0

I have data in following format

<foo bar> <property abc> <this foo bar> .

Now there are essentially 4 parts in this string: foo bar; property abc; this foo bar; and .. How do I tokenize the above string into these four parts?

Joshua Taylor
  • 84,998
  • 9
  • 154
  • 353
frazman
  • 32,081
  • 75
  • 184
  • 269
  • What are you trying to parse? (just in case there's some library that does it for you) – Dennis Meng Aug 26 '13 at 20:13
  • 3
    googling "rdf parser java" got me http://stackoverflow.com/questions/73445/what-are-some-good-java-rdf-libraries – Dennis Meng Aug 26 '13 at 20:17
  • 4
    If it's RDF why wouldn't you use an RDF library????? – Dave Newton Aug 26 '13 at 20:18
  • possible duplicate of [Using Regular Expressions to Extract a Value in Java](http://stackoverflow.com/questions/237061/using-regular-expressions-to-extract-a-value-in-java) – SwiftMango Aug 26 '13 at 20:21
  • 1
    Note that as far as RDF serializations go, the snipped you've shown could be N-Triples, Turtle, or N3. [N-Triples](http://www.w3.org/TR/rdf-testcases/#ntriples) is a line based format, and parsing each line as you've requested will be fine, except that the object in each triple may also be an literal, which would not look like `<...>`. Turtle and N3 allow much more complicated expressions in addition to these simple expressions, and the line-based approach will not work on those serializations. It would be much better to use a dedicated RDF parser than to roll your own and run into problems. – Joshua Taylor Aug 26 '13 at 20:35
  • 1
    @texasbruce As phrased, the possible duplicate does seem like a good fit, but because Fraz is looking to parse RDF documents, it's likely that the format is more complicated than the question suggests. I don't think that the answers to that question will necessarily be adequate for Fraz's _actual_ task (though it's a perfect fit for the question as asked). – Joshua Taylor Aug 26 '13 at 20:41

2 Answers2

1

As others have suggested if you want to parse RDF graphs just use a library like Apache Jena (disclaimer - I am one of the developers).

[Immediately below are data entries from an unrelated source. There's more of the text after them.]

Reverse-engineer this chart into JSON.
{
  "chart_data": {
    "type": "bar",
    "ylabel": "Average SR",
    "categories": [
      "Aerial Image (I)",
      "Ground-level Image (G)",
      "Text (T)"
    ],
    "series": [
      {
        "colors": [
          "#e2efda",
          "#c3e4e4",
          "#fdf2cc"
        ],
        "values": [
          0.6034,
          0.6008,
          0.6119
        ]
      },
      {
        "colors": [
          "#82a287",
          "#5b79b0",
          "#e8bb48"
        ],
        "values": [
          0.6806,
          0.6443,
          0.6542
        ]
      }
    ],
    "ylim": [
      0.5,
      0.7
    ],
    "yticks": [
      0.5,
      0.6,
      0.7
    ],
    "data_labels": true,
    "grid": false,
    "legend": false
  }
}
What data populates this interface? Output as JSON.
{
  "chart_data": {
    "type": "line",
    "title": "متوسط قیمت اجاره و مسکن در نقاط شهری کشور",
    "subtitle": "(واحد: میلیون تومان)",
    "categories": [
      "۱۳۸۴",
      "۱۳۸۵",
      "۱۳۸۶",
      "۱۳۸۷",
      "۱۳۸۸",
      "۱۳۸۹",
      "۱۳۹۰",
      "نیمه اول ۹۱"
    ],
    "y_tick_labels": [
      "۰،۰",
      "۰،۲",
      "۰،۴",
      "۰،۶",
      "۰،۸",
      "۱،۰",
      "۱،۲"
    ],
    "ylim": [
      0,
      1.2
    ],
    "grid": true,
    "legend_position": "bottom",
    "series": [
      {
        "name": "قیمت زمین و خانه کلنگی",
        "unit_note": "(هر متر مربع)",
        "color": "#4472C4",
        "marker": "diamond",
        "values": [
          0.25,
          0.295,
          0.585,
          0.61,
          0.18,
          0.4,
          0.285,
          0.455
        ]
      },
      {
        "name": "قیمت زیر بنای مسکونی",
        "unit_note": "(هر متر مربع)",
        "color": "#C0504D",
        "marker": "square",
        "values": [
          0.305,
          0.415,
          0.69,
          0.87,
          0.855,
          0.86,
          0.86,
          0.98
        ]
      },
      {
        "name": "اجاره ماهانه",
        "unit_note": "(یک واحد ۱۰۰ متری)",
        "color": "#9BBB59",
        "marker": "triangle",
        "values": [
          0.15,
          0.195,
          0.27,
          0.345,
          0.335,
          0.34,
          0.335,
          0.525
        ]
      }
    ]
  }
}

If your problem is more that you need direct control over the parsing process then there are several options:

  • Jena has a TokenizerText class which can tokenize NTriple/Turtle/SPARQL like data if you want to work with the data at the textual level
  • You can implement StreamRDF interface and use this with the built-in parsers to control what happens to the data as it is parsed at the triple/quad level
RobV
  • 28,022
  • 11
  • 77
  • 119
0
String[] array = string.split("> ");

for (int i = 0; i < array.length -1; i++){
    System.out.println(array[i] + ">");
}
System.out.println(array[array.length-1]);
Brinnis
  • 906
  • 5
  • 12